The DOM-based approach is even more insidious because it does not require an iframe. Here, the extension injects UI elements directly into the page's DOM. An attacker can use JavaScript to manipulate the visibility and position of these elements. By using pointer-events: none or adjusting the z-index, the attacker ensures that the user's clicks are captured by the extension's UI rather than the underlying website.
Exploiting the Autofill Trust
Password managers are the most attractive targets for this research because they are designed to be helpful, which often means they are designed to be intrusive. The "manual autofill" feature is a prime example. When a user focuses on a login field, the extension often injects a dropdown menu to suggest credentials.
An attacker can force this behavior by programmatically triggering a focus() event on a form input. Once the dropdown appears, the attacker can overlay it with their own malicious UI or simply manipulate the existing elements to ensure that a click anywhere on the page results in the user inadvertently selecting the attacker's preferred action. In the case of the research, this allowed for the exfiltration of credit card numbers, personal data, and even passkeys.
The following snippet demonstrates how an attacker might manipulate the DOM to make an extension's UI clickable:
// Example of manipulating an injected extension element
const targetElement = document.querySelector('extension-autofill-menu');
targetElement.style.opacity = '0';
targetElement.style.pointerEvents = 'auto';
targetElement.style.zIndex = '2147483647';
Why This Matters for Pentesters
If you are performing a web application penetration test, you should be looking at the browser extensions installed by your target users. If a company mandates the use of a specific password manager or security tool, that extension is now part of your attack surface.

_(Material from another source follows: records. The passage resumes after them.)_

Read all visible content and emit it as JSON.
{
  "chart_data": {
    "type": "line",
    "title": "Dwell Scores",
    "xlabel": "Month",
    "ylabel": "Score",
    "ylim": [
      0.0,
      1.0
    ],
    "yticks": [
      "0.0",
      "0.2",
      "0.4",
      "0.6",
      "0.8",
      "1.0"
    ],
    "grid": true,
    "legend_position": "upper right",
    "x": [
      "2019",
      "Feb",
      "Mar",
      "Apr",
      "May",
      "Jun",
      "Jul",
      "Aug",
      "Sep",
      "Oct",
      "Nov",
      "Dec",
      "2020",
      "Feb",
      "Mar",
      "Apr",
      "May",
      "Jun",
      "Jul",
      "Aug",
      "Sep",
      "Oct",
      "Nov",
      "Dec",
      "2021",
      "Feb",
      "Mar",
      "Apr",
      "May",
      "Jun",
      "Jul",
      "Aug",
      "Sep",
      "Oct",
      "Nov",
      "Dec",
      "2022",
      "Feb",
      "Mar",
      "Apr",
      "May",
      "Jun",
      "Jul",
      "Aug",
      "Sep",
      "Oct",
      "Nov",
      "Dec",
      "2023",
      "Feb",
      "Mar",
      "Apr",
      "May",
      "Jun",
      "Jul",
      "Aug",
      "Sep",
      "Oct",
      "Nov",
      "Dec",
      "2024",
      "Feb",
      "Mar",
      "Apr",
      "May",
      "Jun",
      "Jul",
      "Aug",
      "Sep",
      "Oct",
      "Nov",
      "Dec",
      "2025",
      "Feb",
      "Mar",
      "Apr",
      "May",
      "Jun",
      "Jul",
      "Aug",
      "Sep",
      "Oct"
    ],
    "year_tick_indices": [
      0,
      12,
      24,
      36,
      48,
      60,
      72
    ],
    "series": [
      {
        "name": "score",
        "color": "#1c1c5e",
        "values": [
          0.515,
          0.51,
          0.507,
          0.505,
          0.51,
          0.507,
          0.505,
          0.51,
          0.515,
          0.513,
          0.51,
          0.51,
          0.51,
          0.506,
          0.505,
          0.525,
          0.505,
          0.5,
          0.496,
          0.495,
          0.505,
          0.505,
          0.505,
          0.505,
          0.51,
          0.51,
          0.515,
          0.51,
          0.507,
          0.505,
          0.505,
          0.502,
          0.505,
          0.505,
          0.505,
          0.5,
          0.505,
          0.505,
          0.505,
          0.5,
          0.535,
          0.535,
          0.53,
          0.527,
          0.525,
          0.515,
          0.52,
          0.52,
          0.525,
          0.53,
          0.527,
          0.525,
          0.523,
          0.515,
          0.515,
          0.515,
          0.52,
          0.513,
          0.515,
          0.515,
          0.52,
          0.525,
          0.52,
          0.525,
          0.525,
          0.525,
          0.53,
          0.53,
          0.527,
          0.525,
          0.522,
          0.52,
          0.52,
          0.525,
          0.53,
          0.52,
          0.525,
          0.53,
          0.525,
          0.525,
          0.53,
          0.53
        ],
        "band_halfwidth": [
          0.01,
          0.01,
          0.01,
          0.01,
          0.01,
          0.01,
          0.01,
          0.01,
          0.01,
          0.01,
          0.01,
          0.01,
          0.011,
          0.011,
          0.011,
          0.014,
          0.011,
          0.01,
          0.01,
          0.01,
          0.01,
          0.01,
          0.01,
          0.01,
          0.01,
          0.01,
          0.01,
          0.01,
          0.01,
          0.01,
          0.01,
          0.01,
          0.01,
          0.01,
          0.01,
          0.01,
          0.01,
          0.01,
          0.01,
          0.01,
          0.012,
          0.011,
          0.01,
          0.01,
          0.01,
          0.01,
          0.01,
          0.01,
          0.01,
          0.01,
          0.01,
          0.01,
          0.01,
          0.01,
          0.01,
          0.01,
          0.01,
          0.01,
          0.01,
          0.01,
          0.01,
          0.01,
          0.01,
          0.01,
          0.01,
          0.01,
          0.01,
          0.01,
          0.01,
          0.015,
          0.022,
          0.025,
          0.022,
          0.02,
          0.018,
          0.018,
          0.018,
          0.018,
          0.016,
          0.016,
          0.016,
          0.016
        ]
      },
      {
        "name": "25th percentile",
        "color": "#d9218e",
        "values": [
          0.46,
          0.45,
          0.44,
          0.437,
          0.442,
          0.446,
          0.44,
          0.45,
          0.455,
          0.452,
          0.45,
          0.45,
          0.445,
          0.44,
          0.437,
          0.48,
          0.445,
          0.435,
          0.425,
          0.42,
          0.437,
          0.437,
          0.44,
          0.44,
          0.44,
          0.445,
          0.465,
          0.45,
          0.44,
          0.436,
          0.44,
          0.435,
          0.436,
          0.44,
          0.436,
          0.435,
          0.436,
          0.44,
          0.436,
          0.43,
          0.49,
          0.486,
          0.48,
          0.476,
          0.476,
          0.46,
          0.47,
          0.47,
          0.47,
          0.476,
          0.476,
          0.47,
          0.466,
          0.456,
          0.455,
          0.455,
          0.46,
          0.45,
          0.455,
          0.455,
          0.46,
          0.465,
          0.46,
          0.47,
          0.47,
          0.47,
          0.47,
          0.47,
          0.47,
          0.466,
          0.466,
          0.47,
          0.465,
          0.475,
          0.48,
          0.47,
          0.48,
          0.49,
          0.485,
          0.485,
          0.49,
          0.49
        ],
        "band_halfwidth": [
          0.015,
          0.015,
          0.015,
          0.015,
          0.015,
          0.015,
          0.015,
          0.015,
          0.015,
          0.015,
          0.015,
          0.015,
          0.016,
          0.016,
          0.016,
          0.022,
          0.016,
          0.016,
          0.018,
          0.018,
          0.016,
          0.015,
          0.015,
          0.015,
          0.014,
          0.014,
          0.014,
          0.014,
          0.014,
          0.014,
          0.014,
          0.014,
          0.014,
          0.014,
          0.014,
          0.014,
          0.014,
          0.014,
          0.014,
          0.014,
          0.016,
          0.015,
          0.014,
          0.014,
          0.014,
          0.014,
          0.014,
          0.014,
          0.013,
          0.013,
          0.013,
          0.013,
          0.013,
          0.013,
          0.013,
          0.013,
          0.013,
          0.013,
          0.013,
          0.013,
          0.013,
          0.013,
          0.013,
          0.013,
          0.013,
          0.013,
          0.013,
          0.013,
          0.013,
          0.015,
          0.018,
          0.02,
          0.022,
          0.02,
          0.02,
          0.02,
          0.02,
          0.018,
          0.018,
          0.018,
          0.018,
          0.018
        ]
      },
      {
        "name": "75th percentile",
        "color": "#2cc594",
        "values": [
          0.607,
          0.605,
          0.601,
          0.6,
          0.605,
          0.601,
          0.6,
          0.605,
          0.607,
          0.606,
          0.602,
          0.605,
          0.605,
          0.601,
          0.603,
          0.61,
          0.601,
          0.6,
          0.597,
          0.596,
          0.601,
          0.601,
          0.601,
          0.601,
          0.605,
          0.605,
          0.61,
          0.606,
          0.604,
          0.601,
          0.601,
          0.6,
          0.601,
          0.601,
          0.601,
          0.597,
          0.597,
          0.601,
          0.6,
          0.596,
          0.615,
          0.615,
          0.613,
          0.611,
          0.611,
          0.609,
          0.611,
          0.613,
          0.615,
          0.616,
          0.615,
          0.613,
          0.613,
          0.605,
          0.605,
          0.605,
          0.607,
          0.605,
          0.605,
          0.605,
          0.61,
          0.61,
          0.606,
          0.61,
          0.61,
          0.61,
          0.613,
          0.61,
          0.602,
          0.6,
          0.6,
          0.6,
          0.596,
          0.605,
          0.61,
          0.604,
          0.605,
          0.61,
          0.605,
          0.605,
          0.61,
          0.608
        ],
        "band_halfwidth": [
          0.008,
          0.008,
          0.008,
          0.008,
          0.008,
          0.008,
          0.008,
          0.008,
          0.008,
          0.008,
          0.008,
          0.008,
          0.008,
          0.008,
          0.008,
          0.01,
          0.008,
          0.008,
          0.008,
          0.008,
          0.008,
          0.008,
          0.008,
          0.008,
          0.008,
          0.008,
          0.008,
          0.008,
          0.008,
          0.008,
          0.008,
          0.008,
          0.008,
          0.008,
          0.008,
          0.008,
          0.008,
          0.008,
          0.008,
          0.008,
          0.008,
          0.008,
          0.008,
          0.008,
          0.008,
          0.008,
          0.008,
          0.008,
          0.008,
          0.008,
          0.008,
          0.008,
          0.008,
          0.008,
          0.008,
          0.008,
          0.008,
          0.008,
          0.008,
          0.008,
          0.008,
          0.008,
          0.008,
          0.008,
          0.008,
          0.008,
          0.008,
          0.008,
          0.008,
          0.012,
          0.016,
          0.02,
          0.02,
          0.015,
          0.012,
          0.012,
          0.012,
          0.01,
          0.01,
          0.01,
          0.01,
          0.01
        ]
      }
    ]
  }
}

During an engagement, check if the extension is vulnerable to DOM manipulation. Can you inject your own scripts into the page? If so, can you interact with the extension's injected elements? If you can force the extension to display its UI, you can potentially trick a user into "sharing" their credentials or authorizing a malicious transaction. This is a classic Identification and Authentication Failure that is often overlooked because it happens on the client side.
Defensive Strategies
For developers building extensions, the path to mitigation is clear but requires discipline. First, strictly limit the files exposed in web_accessible_resources. Never expose sensitive UI components to the entire web. Second, use the Popover API where possible to manage UI state securely. Finally, always implement a strict Content Security Policy (CSP) that prevents unauthorized scripts from interacting with your extension's DOM elements.
For users, the most effective defense is to restrict the site access permissions of your extensions. Instead of allowing an extension to "read and change all your data on websites you visit," set it to "on click" or "on specific sites." This simple change prevents an extension from injecting its UI or reading form data until you explicitly authorize it for that specific domain.
Clickjacking is far from dead. It has simply migrated from the server-side to the browser-side, where the trust we place in our extensions makes it more dangerous than ever. Stop treating your browser extensions as passive tools and start treating them as the high-privilege applications they actually are.